The measure was introduced after teacher Mark Berndt was arrested in 2012 and charged with 23 counts of lewd conduct. The Los Angeles Unified School District said red tape in the firing process was responsible for the district paying $40,000 to the teacher to drop his appeal of his firing.
Appeals of firings that now can take more than a year would be expedited under the new law.
A teacher accused of the most egregious misconduct, including sex abuse, child neglect and drug crimes, would be given 30 days after being fired to seek an independent hearing, which would then have to start within 60 days.

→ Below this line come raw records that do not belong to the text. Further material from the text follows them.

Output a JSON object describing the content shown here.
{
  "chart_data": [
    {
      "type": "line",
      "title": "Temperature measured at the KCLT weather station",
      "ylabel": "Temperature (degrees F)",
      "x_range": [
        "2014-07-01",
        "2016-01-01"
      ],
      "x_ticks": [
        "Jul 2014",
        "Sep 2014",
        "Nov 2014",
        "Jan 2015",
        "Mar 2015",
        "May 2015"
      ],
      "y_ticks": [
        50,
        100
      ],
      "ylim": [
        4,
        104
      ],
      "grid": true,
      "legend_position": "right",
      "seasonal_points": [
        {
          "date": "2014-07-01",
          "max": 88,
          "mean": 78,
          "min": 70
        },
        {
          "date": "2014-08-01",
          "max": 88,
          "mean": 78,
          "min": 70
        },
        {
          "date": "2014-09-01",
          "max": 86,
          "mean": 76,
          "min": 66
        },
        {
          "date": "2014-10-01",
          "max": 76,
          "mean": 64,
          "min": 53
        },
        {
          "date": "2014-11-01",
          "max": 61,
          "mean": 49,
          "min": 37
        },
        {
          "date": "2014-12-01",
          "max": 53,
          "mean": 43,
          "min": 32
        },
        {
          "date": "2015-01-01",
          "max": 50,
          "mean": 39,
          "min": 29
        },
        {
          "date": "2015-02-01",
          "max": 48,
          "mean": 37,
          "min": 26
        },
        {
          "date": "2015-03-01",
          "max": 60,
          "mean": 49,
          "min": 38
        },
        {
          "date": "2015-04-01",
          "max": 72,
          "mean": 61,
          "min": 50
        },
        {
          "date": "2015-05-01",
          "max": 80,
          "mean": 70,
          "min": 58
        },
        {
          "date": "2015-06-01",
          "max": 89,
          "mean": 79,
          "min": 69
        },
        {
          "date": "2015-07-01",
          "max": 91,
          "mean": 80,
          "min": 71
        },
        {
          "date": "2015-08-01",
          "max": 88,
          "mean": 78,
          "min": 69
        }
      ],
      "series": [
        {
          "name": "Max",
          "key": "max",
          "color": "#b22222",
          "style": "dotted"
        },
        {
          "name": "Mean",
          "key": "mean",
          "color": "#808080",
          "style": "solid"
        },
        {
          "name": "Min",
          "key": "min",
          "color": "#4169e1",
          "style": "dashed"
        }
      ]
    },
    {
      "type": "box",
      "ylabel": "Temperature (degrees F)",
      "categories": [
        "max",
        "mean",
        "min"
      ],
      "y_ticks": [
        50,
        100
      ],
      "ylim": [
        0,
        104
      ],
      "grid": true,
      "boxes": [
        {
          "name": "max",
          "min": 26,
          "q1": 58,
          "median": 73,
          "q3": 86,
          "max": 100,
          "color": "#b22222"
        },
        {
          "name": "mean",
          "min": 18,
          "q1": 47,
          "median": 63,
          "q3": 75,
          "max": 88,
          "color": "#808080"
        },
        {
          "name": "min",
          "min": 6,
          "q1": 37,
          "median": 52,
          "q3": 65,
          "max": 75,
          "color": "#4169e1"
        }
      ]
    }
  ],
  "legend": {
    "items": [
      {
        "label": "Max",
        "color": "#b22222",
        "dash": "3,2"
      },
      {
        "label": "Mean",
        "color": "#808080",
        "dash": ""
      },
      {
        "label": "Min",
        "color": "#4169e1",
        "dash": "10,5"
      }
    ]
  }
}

The hearing would be overseen by an administrative law judge, not a three-person panel, and the decision would be binding.
"We all agree that the current dismissal appeal process takes too long and costs too much money," said Assemblywoman Joan Buchanan (D-Alamo), who introduced AB 215. "The only ones who benefit are attorneys."
The measure was supported by the California Teachers Assn., but the Assn. of California School Administrators and Los Angeles schools Supt. John Deasy opposed the measure.
The administrators' group worried the tight deadlines could create obstacles to firing teachers and the definition of egregious conduct was too narrow, excluding crimes including armed robbery and aggravated assault, according to Naj Alikahn, a spokesman for the association.
"The bill is not everything that we wanted but it is a start," said Los Angeles school board member Tamar Galatzan.
The new law also allows evidence older than four years to be used in cases of alleged sexual misconduct.
"The governor signed AB 215 to improve the dismissal process in California," said Jim Evans, a Brown spokesman.
In all, the governor signed 17 bills into law Wednesday, with most taking effect Jan. 1.
Brown also approved a measure aimed at helping California's burgeoning private space industry by strengthening the liability waiver signed by spaceflight passengers. The new law builds on a limited liability measure approved in 2012 by the Legislature for commercial space ventures.
"Clarifying and strengthening the current waiver required by federal and state law is one small step in the right direction to support the commercial space industry," said Sen. Steve Knight (R-Palmdale), who introduced SB 415.